An initial interlocutory appeal in the suit, Wang v. The Hearst Corp., No. 16‐3302, reached the Second Circuit at the same time as Glatt. However, the suit was remanded back to the district court while Glatt's order was issued. Using the then-new “primary beneficiary” test from the appellate court, Oetken found six of the considerations—no expectation of compensation, how similar the training is to that found in the classroom, relevancy to the intern's major, academic accommodations, limited to learning rather than simply working, no agreement to later employment—in favor of Hearst.
For the seventh factor—complementing, rather than displacing, work actual employees do—Oetken found that the interns were favored there because they completed work regularly performed by employees at the magazines they were at.
The panel found that this factor alone was not dispositive, though, noting that the Glatt factors had intentionally omitted criteria being pushed by the U.S. Department of Labor at the time that no advantage would be derived from the intern's work for the employer.
“It is no longer a problem that an intern was useful or productive,” the panel stated.
At the heart of the specific appeal, according to the panel, was the second factor dealing with training.
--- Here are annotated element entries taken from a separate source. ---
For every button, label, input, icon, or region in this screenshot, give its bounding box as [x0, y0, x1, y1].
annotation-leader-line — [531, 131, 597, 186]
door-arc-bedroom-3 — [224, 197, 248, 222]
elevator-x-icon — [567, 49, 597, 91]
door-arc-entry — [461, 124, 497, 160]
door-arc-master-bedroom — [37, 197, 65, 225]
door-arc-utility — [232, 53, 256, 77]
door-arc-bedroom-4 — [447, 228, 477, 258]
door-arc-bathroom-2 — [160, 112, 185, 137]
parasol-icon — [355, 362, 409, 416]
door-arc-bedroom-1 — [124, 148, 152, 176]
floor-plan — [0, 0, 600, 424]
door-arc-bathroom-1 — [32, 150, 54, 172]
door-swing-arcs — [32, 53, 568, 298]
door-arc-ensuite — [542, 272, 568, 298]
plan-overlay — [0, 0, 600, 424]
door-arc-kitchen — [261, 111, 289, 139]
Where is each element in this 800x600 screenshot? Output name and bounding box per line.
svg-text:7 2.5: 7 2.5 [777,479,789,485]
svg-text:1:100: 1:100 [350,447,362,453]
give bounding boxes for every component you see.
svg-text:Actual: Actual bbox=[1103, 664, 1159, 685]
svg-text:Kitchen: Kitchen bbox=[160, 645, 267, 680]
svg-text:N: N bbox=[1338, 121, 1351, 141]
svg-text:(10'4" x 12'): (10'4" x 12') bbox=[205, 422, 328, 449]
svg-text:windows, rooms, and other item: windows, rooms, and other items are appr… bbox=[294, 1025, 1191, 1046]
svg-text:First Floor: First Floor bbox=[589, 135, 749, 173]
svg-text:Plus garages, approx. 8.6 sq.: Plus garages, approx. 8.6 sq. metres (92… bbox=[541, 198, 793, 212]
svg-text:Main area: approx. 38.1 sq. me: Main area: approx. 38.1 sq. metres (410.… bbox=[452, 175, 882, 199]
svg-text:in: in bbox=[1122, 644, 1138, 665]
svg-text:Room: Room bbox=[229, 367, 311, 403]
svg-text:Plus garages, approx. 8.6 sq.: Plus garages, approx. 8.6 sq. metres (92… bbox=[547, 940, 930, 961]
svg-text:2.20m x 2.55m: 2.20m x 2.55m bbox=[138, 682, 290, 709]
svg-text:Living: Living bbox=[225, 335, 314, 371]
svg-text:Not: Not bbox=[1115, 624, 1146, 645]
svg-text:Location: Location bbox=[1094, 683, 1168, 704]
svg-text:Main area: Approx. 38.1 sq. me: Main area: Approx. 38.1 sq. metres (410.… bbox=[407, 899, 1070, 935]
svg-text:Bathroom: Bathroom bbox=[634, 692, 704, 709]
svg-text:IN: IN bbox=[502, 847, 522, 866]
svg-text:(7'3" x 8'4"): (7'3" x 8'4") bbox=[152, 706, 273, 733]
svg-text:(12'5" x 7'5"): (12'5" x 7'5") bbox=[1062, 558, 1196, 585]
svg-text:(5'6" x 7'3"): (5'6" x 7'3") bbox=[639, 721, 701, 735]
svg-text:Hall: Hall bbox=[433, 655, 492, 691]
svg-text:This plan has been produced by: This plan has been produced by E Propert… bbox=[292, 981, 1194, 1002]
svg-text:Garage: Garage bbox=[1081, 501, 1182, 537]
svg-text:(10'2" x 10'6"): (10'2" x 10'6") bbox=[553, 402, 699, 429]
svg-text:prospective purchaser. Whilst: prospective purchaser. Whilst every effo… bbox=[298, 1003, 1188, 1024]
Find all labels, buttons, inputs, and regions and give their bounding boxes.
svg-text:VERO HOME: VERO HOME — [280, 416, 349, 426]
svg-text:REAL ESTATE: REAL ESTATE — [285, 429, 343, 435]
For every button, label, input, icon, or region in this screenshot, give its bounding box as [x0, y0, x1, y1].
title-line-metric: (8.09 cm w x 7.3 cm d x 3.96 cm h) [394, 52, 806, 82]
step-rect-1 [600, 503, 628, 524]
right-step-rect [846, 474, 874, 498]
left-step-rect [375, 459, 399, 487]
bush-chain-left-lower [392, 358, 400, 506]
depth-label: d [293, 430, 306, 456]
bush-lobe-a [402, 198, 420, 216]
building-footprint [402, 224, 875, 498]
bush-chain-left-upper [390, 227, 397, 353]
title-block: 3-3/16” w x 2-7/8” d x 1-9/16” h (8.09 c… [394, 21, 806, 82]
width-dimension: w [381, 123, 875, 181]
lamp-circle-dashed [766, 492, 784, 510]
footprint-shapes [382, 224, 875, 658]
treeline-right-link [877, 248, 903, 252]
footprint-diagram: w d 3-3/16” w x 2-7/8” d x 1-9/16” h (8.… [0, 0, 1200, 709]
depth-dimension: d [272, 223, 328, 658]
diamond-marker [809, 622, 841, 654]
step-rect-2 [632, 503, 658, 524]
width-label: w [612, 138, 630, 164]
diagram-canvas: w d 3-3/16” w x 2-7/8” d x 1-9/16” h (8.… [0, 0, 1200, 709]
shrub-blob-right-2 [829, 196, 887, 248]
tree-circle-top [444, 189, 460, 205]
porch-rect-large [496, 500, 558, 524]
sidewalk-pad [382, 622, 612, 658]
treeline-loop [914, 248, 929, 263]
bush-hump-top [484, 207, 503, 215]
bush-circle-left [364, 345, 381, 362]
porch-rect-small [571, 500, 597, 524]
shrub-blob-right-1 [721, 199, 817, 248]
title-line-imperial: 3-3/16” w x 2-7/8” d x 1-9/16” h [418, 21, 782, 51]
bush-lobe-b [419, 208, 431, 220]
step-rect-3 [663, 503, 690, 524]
Appellants argued that Oetken erred here by broadening the “training” component to include “practical skills,” according to the panel.
“The interns would thus limit the discussion of beneficial training under the second factor to education that resembles university pedagogy to the exclusion of tasks that apply specific skills to the professional environment,” the panel said.
Disagreeing with this interpretation, the panel said the appellants ignored instructions in Glatt about a key element in the intern-employer relationship expectation that, essentially, part of any joblike experience is simply doing the most basic level of work.
“The appellants' tacit assumption is that professions, trades, and arts are or should be just like school; but many useful internships are designed to correct that impression,” the panel said.
Outten & Golden partner Rachel Bien led the former intern's legal team on appeal. In a statement, she lamented the decision, calling it a furtherance of a trend in the Second Circuit that treats interns “far less favorably than other workers” under the FLSA. She argues that the Glatt test, which the panel noted breaks from previous kinds of test, “devalues the important work that interns do every day and the value of work in general.”
“Fortunately, many employers do pay their interns, helping these mostly young people contribute to the cost of their educations and allowing them to avoid sinking even further into debt,” Bien said. “It is a shame that some of the most prominent names in the fashion and media industries do not believe that interns who file their expenses, run their errands, and do a great deal of very useful work do not deserve to be paid a minimum wage.”
Hearst's internal counsel handled the appeal, with attorneys Jonathan Donnellan and Kristina Findikyan present for both the district court case and the appeal. Neither they nor other attorneys listed could be reached for comment.